Breaking Up From Addiction
Laura is on a mission to prove that recoveryfrom an eating disorder is, with the right help and guidance, absolutely possible. Aside from her experience with an eating disorder and the recovery process she also writes about body image, personal development (in life, well-being and business!) and spirituality in today’s society.
When you decide to recover from addiction, it usually takes some getting to that point. Perhaps that’s the ‘rock bottom’ moment we hear so much about, maybe it’s just a knowing that enough is enough. For some it will be a case of having to do it to stay alive. When I made the genuine commitment (this was the second time round) to recover from my eating disorder, though it was a long time coming, I was in no way prepared for the feelings I would then experience throughout the process.
I think of my relationship with anorexia as just that; a relationship. Not a good one mind, but one that was negative, self destructive and filled with extreme highs and lows. A battle between two beings. Like many bad relationships we tend to cling onto them for fear of the unknown. So when I decided to ‘break up’ with anorexia, like a relationship, I felt a real void and like a huge part of me was missing. My eating disorder had consumed me for so many years so what would I do and who would I be without it? I felt like it defined me.

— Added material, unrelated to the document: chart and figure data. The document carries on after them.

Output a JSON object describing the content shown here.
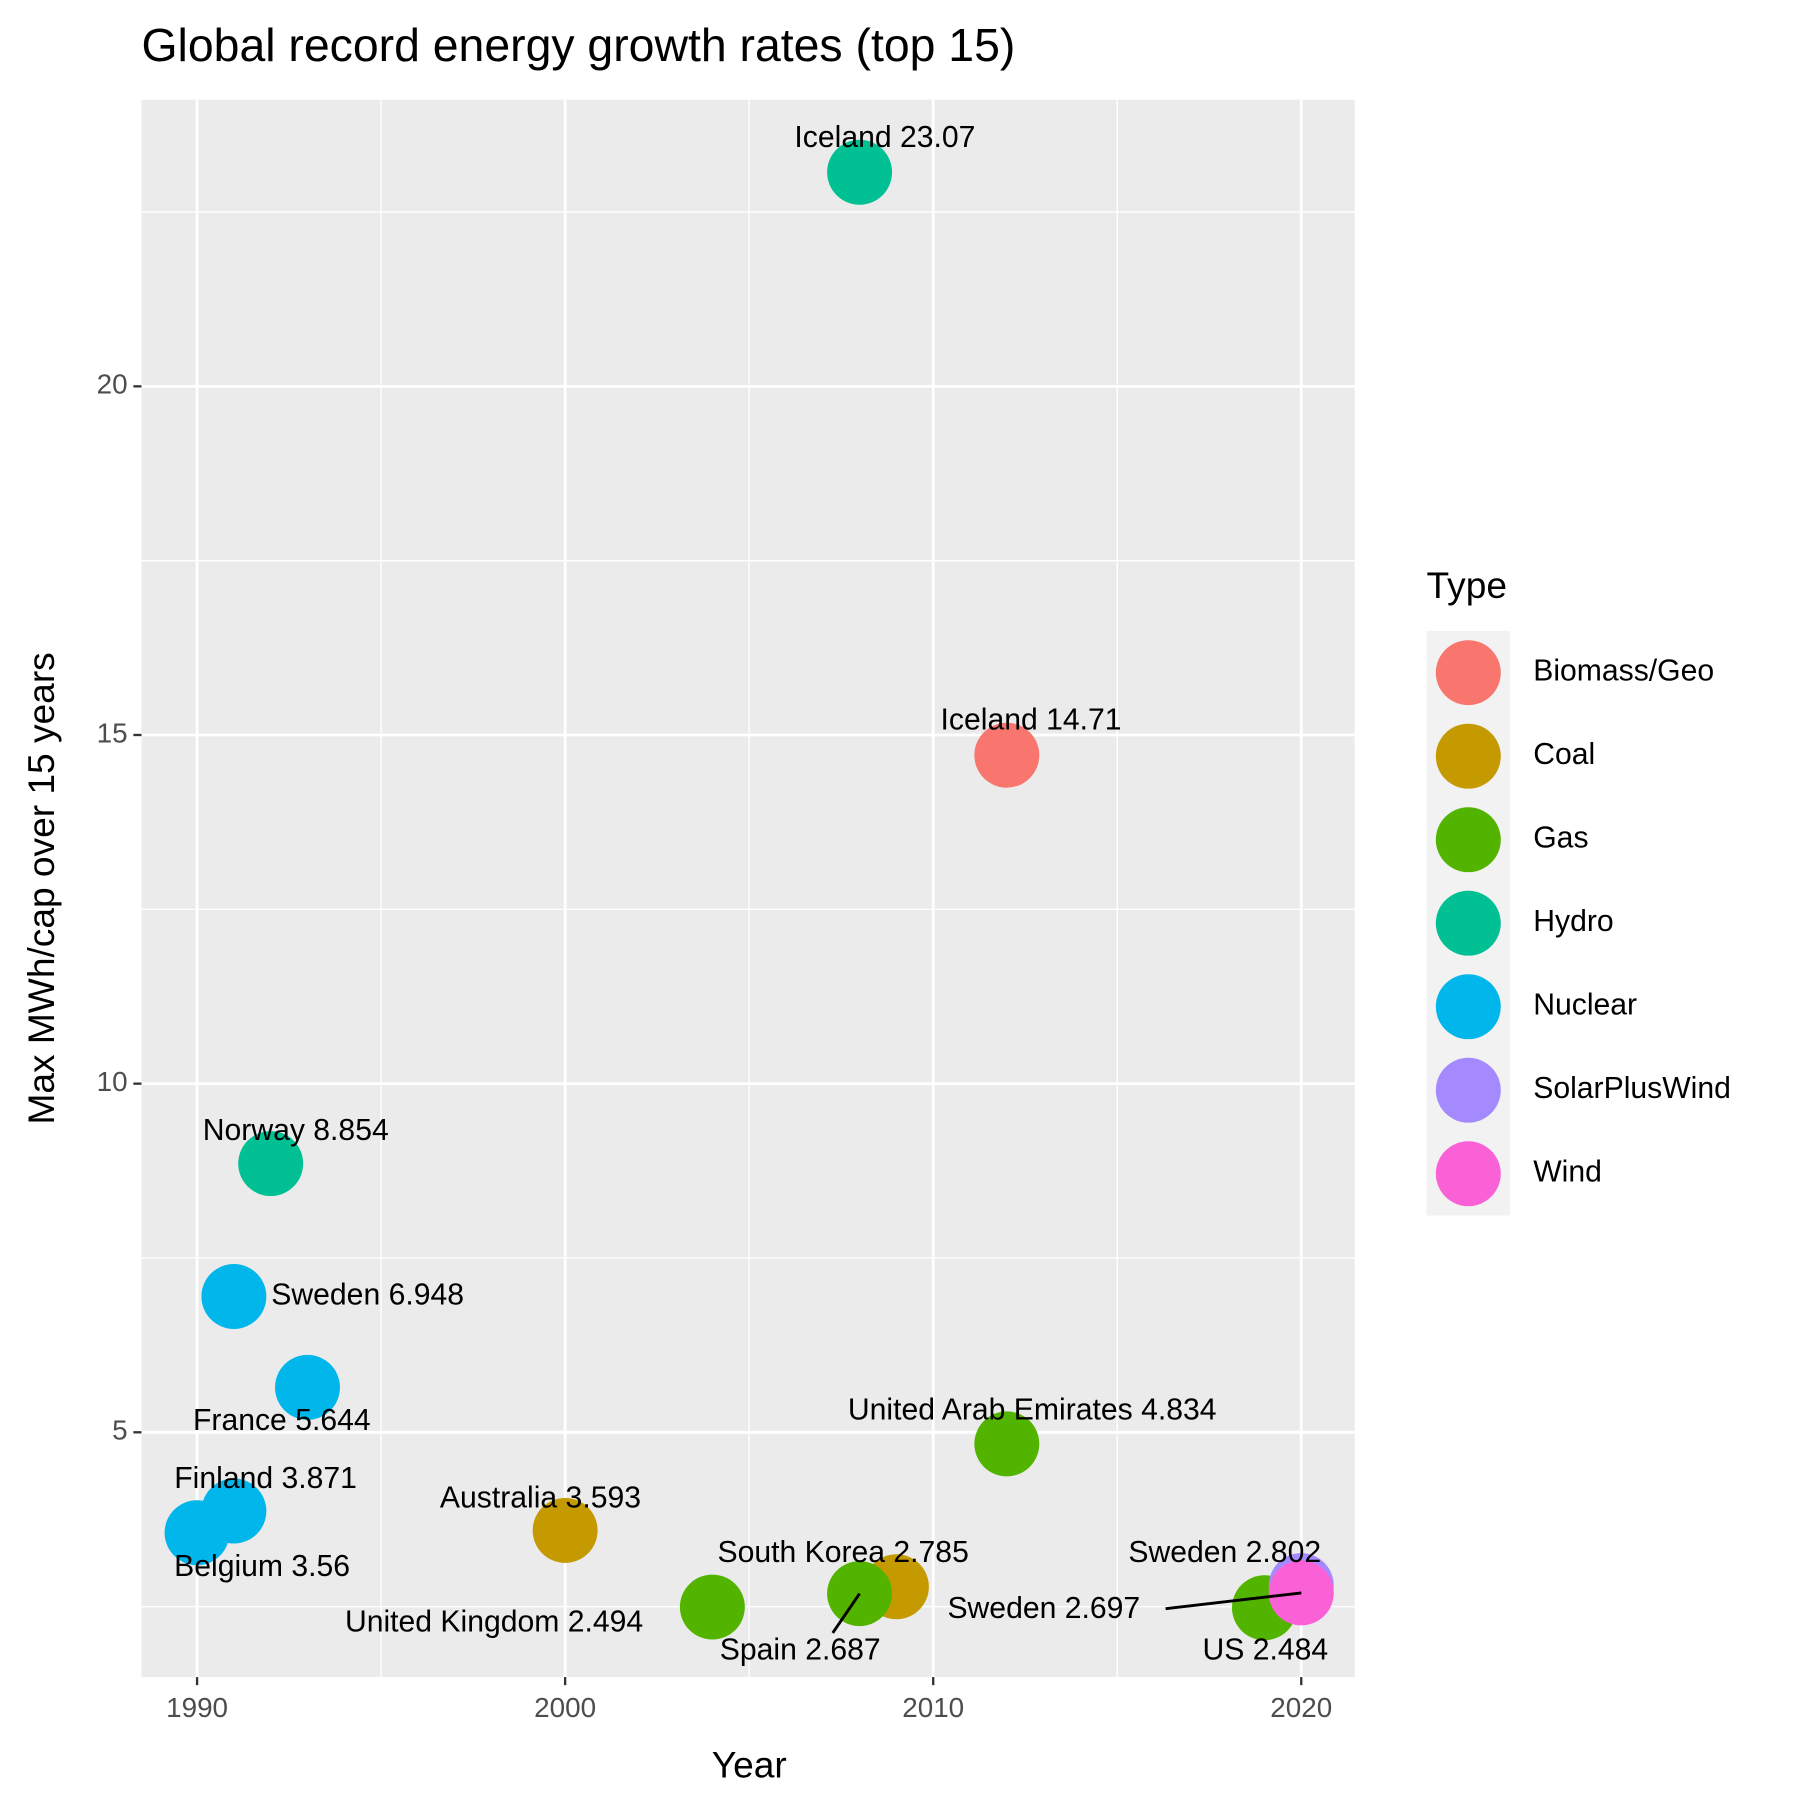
{
  "chart_data": {
    "type": "scatter",
    "title": "Global record energy growth rates (top 15)",
    "x_label": "Year",
    "y_label": "Max MWh/cap over 15 years",
    "legend_title": "Type",
    "legend_position": "right",
    "grid": true,
    "xlim": [
      1988.49,
      2021.45
    ],
    "ylim": [
      1.49,
      24.11
    ],
    "xticks": [
      1990,
      2000,
      2010,
      2020
    ],
    "yticks": [
      5,
      10,
      15,
      20
    ],
    "x_minor_grid": [
      1995,
      2005,
      2015
    ],
    "y_minor_grid": [
      2.5,
      7.5,
      12.5,
      17.5,
      22.5
    ],
    "series": [
      {
        "name": "Biomass/Geo",
        "color": "#F8766D",
        "x": [
          2012
        ],
        "values": [
          14.71
        ],
        "labels": [
          "Iceland 14.71"
        ]
      },
      {
        "name": "Coal",
        "color": "#C49A00",
        "x": [
          2000,
          2009
        ],
        "values": [
          3.593,
          2.785
        ],
        "labels": [
          "Australia 3.593",
          "South Korea 2.785"
        ]
      },
      {
        "name": "Gas",
        "color": "#53B400",
        "x": [
          2004,
          2008,
          2012,
          2019
        ],
        "values": [
          2.494,
          2.687,
          4.834,
          2.484
        ],
        "labels": [
          "United Kingdom 2.494",
          "Spain 2.687",
          "United Arab Emirates 4.834",
          "US 2.484"
        ]
      },
      {
        "name": "Hydro",
        "color": "#00C094",
        "x": [
          2008,
          1992
        ],
        "values": [
          23.07,
          8.854
        ],
        "labels": [
          "Iceland 23.07",
          "Norway 8.854"
        ]
      },
      {
        "name": "Nuclear",
        "color": "#00B6EB",
        "x": [
          1990,
          1991,
          1993,
          1991
        ],
        "values": [
          3.56,
          3.871,
          5.644,
          6.948
        ],
        "labels": [
          "Belgium 3.56",
          "Finland 3.871",
          "France 5.644",
          "Sweden 6.948"
        ]
      },
      {
        "name": "SolarPlusWind",
        "color": "#A58AFF",
        "x": [
          2020
        ],
        "values": [
          2.802
        ],
        "labels": [
          "Sweden 2.802"
        ]
      },
      {
        "name": "Wind",
        "color": "#FB61D7",
        "x": [
          2020
        ],
        "values": [
          2.697
        ],
        "labels": [
          "Sweden 2.697"
        ]
      }
    ]
  }
}
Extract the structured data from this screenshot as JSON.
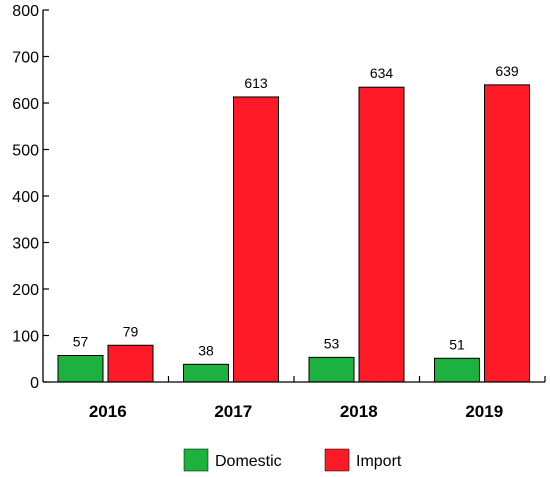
{
  "chart_data": {
    "type": "bar",
    "title": "",
    "xlabel": "",
    "ylabel": "",
    "categories": [
      "2016",
      "2017",
      "2018",
      "2019"
    ],
    "series": [
      {
        "name": "Domestic",
        "color": "#1db13f",
        "values": [
          57,
          38,
          53,
          51
        ]
      },
      {
        "name": "Import",
        "color": "#ff1a27",
        "values": [
          79,
          613,
          634,
          639
        ]
      }
    ],
    "ylim": [
      0,
      800
    ],
    "yticks": [
      0,
      100,
      200,
      300,
      400,
      500,
      600,
      700,
      800
    ],
    "ytick_labels": [
      "0",
      "100",
      "200",
      "300",
      "400",
      "500",
      "600",
      "700",
      "800"
    ],
    "grid": false,
    "legend_position": "bottom-center",
    "show_data_labels": true
  }
}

Rebuilding and finding ‘me’ was a scary part of recovery. I didn’t really know who I was. But as I stayed committed, quite steadily, flickers of the old Laura started to reappear. Within a few months, everything about my life had changed. My current (and real!) relationship broke down so I found myself having to find somewhere new to live and from that my attitude to what I wanted from life and a partner completely shifted. I made the effort to see friends and socialise on a regular basis and learn to really let go and have fun again. My relationship with my family changed, I become more patient and compassionate and I started to realise that what I wanted to do with my career was not all about what would make me the most money, but more about what could I do that was worthwhile and how I could channel my abilities into something positive for others as well as myself. I think my attitude went from being incredibly insular to re-engaging with everything outside of me – and the eating disorder.

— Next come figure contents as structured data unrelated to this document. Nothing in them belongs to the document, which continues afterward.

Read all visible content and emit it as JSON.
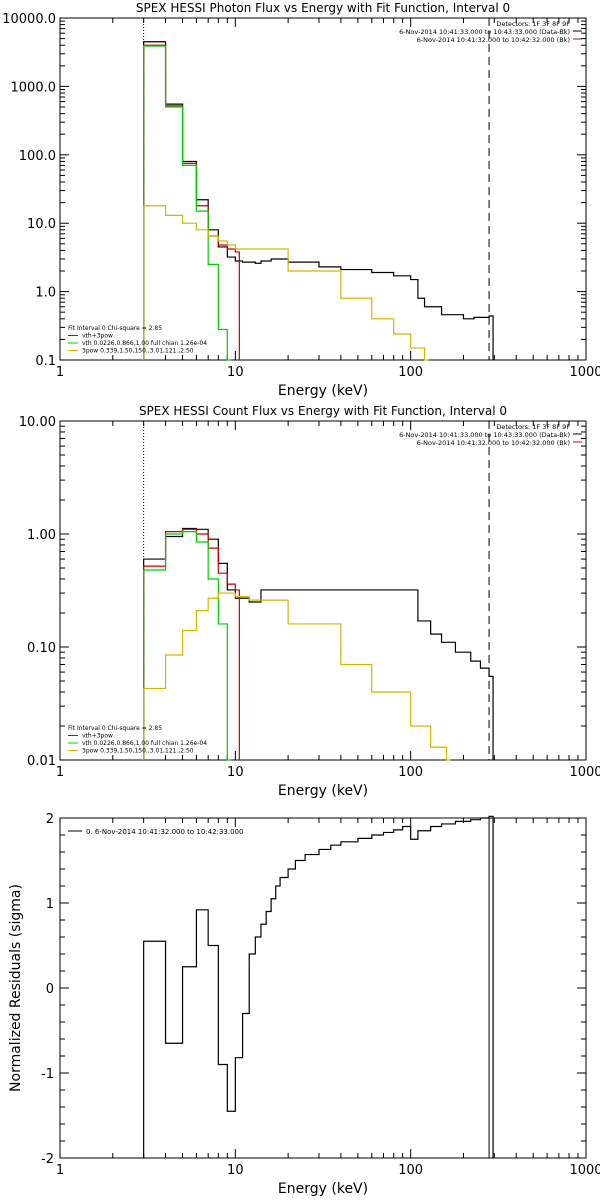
{
  "chart_data": [
    {
      "type": "line",
      "title": "SPEX HESSI Photon Flux vs Energy with Fit Function, Interval 0",
      "xlabel": "Energy (keV)",
      "ylabel": "",
      "xscale": "log",
      "yscale": "log",
      "xlim": [
        1,
        1000
      ],
      "ylim": [
        0.1,
        10000
      ],
      "xticks": [
        "1",
        "10",
        "100",
        "1000"
      ],
      "yticks": [
        "0.1",
        "1.0",
        "10.0",
        "100.0",
        "1000.0",
        "10000.0"
      ],
      "legend_top": [
        "Detectors: 1F 3F 8F 9F",
        "6-Nov-2014 10:41:33.000 to 10:43:33.000 (Data-Bk)",
        "6-Nov-2014 10:41:32.000 to 10:42:32.000 (Bk)"
      ],
      "legend_bottom": [
        {
          "text": "Fit Interval 0   Chi-square = 2.85",
          "color": "#000000"
        },
        {
          "text": "vth+3pow",
          "color": "#cc0000"
        },
        {
          "text": "vth 0.0226,0.866,1.00  full chian 1.26e-04",
          "color": "#00cc00"
        },
        {
          "text": "3pow 0.339,1.50,150.,3.01,121.,2.50",
          "color": "#d4b400"
        }
      ],
      "vlines": [
        {
          "x": 3,
          "style": "dotted"
        },
        {
          "x": 280,
          "style": "dashed"
        }
      ],
      "series": [
        {
          "color": "#000000",
          "x": [
            3.0,
            4.0,
            5.0,
            6.0,
            7.0,
            8.0,
            9.0,
            10.0,
            11.0,
            12.0,
            13.0,
            14.0,
            16.0,
            20.0,
            30.0,
            40.0,
            60.0,
            80.0,
            100.0,
            110.0,
            120.0,
            150.0,
            170.0,
            200.0,
            230.0,
            280.0
          ],
          "values": [
            4500,
            550,
            80,
            22,
            8,
            4.5,
            3.2,
            2.8,
            2.7,
            2.7,
            2.6,
            2.8,
            3.0,
            2.7,
            2.3,
            2.1,
            1.9,
            1.7,
            1.5,
            0.8,
            0.6,
            0.46,
            0.46,
            0.4,
            0.42,
            0.44
          ]
        },
        {
          "color": "#cc0000",
          "x": [
            3.0,
            4.0,
            5.0,
            6.0,
            7.0,
            8.0,
            9.0,
            10.0
          ],
          "values": [
            4000,
            520,
            75,
            18,
            6.5,
            4.8,
            4.2,
            3.8
          ]
        },
        {
          "color": "#00cc00",
          "x": [
            3.0,
            4.0,
            5.0,
            6.0,
            7.0,
            8.0,
            9.0
          ],
          "values": [
            3900,
            500,
            70,
            15,
            2.5,
            0.28,
            0.1
          ]
        },
        {
          "color": "#d4b400",
          "x": [
            3.0,
            4.0,
            5.0,
            6.0,
            7.0,
            8.0,
            9.0,
            10.0,
            20.0,
            40.0,
            60.0,
            80.0,
            100.0,
            120.0
          ],
          "values": [
            18,
            13,
            10,
            8,
            6.5,
            5.5,
            4.8,
            4.2,
            2.0,
            0.8,
            0.4,
            0.24,
            0.15,
            0.1
          ]
        }
      ]
    },
    {
      "type": "line",
      "title": "SPEX HESSI Count Flux vs Energy with Fit Function, Interval 0",
      "xlabel": "Energy (keV)",
      "ylabel": "",
      "xscale": "log",
      "yscale": "log",
      "xlim": [
        1,
        1000
      ],
      "ylim": [
        0.01,
        10
      ],
      "xticks": [
        "1",
        "10",
        "100",
        "1000"
      ],
      "yticks": [
        "0.01",
        "0.10",
        "1.00",
        "10.00"
      ],
      "legend_top": [
        "Detectors: 1F 3F 8F 9F",
        "6-Nov-2014 10:41:33.000 to 10:43:33.000 (Data-Bk)",
        "6-Nov-2014 10:41:32.000 to 10:42:32.000 (Bk)"
      ],
      "legend_bottom": [
        {
          "text": "Fit Interval 0   Chi-square = 2.85",
          "color": "#000000"
        },
        {
          "text": "vth+3pow",
          "color": "#cc0000"
        },
        {
          "text": "vth 0.0226,0.866,1.00  full chian 1.26e-04",
          "color": "#00cc00"
        },
        {
          "text": "3pow 0.339,1.50,150.,3.01,121.,2.50",
          "color": "#d4b400"
        }
      ],
      "vlines": [
        {
          "x": 3,
          "style": "dotted"
        },
        {
          "x": 280,
          "style": "dashed"
        }
      ],
      "series": [
        {
          "color": "#000000",
          "x": [
            3.0,
            4.0,
            5.0,
            6.0,
            7.0,
            8.0,
            9.0,
            10.0,
            12.0,
            14.0,
            20.0,
            40.0,
            60.0,
            80.0,
            100.0,
            110.0,
            130.0,
            150.0,
            180.0,
            220.0,
            250.0,
            280.0
          ],
          "values": [
            0.6,
            0.95,
            1.12,
            1.1,
            0.9,
            0.55,
            0.32,
            0.27,
            0.25,
            0.32,
            0.32,
            0.32,
            0.32,
            0.32,
            0.32,
            0.17,
            0.13,
            0.11,
            0.09,
            0.075,
            0.065,
            0.055
          ]
        },
        {
          "color": "#cc0000",
          "x": [
            3.0,
            4.0,
            5.0,
            6.0,
            7.0,
            8.0,
            9.0,
            10.0
          ],
          "values": [
            0.52,
            1.05,
            1.1,
            1.0,
            0.75,
            0.45,
            0.36,
            0.32
          ]
        },
        {
          "color": "#00cc00",
          "x": [
            3.0,
            4.0,
            5.0,
            6.0,
            7.0,
            8.0,
            9.0
          ],
          "values": [
            0.48,
            1.0,
            1.05,
            0.85,
            0.4,
            0.16,
            0.01
          ]
        },
        {
          "color": "#d4b400",
          "x": [
            3.0,
            4.0,
            5.0,
            6.0,
            7.0,
            8.0,
            9.0,
            10.0,
            12.0,
            20.0,
            40.0,
            60.0,
            100.0,
            130.0,
            160.0
          ],
          "values": [
            0.043,
            0.085,
            0.14,
            0.21,
            0.27,
            0.3,
            0.3,
            0.28,
            0.26,
            0.16,
            0.07,
            0.04,
            0.02,
            0.013,
            0.01
          ]
        }
      ]
    },
    {
      "type": "line",
      "title": "",
      "xlabel": "Energy (keV)",
      "ylabel": "Normalized Residuals (sigma)",
      "xscale": "log",
      "yscale": "linear",
      "xlim": [
        1,
        1000
      ],
      "ylim": [
        -2,
        2
      ],
      "xticks": [
        "1",
        "10",
        "100",
        "1000"
      ],
      "yticks": [
        "-2",
        "-1",
        "0",
        "1",
        "2"
      ],
      "legend_top": [
        "0.  6-Nov-2014 10:41:32.000 to 10:42:33.000"
      ],
      "legend_bottom": [],
      "vlines": [
        {
          "x": 280,
          "style": "solid"
        }
      ],
      "series": [
        {
          "color": "#000000",
          "x": [
            3.0,
            4.0,
            5.0,
            6.0,
            7.0,
            8.0,
            9.0,
            10.0,
            11.0,
            12.0,
            13.0,
            14.0,
            15.0,
            16.0,
            17.0,
            18.0,
            20.0,
            22.0,
            25.0,
            30.0,
            35.0,
            40.0,
            50.0,
            60.0,
            70.0,
            80.0,
            90.0,
            100.0,
            110.0,
            130.0,
            150.0,
            180.0,
            220.0,
            250.0,
            280.0
          ],
          "values": [
            0.55,
            -0.65,
            0.25,
            0.92,
            0.5,
            -0.9,
            -1.45,
            -0.82,
            -0.3,
            0.4,
            0.6,
            0.75,
            0.9,
            1.05,
            1.2,
            1.3,
            1.4,
            1.5,
            1.57,
            1.63,
            1.68,
            1.72,
            1.76,
            1.8,
            1.83,
            1.86,
            1.9,
            1.75,
            1.85,
            1.9,
            1.93,
            1.96,
            1.98,
            2.0,
            2.02
          ]
        }
      ]
    }
  ]
}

Actually, from that description, it sounds like everything went from crap to peachy quite quickly but that wasn’t exactly the case! It was a daunting process and there were many times that I felt very lost and like I had no idea who I was. As life tends to go, it threw a number of things at me that I could never have imagined happening – especially at this point where everything was literally being turned upside down. But as my therapist said when I went to her with yet another problem that came up “This is the universe testing you. It’s throwing all these things at you to see how you deal with them”. And I really believe it was! But now I’m grateful that these things happened because they forced me to continue to embrace recovery and get stronger – physically and mentally.
Recovery takes a lot of work and I think with all types of addiction recovery, it would always be easier to slip back into old habits. To not go back takes strength (and many tears and rants!) but as you take further and bigger steps, you start to see things more clearly. For me, my body started to heal from being nourished and my mind also started to clear and think straight. A bit like a veil had been lifted and I was seeing everything with fresh eyes. Like I was being switched back on. It’s a slog to start with, with not much reward but if you stride through that with real intention, those feelings of loss, frustration and uncertainty will gradually be replaced with an appreciation of life and a knowing that this is a far better place than where you were before. When I say that recovery changed me, I definitely mean for the better. Not only did it change me and what I wanted from life as a whole, but it helped me to reunite with who I really was before the eating disorder – fun, ambitious, a bit daft, energised…all those things the eating disorder suppressed.
I suppose my main message from this blog post is that recovery isn’t like a magic wand where when you make the decision to recover it just immediately gets better. The truth is, it doesn’t, and there probably will be sense of loss that you don’t know how to fill. But as you keep going the void will somehow fill naturally. It may take a while to completely recover from the addiction you have suffered with and will possibly be an on-going process but I know from my own experience at least, that the work you invest in doing so is more than worth it.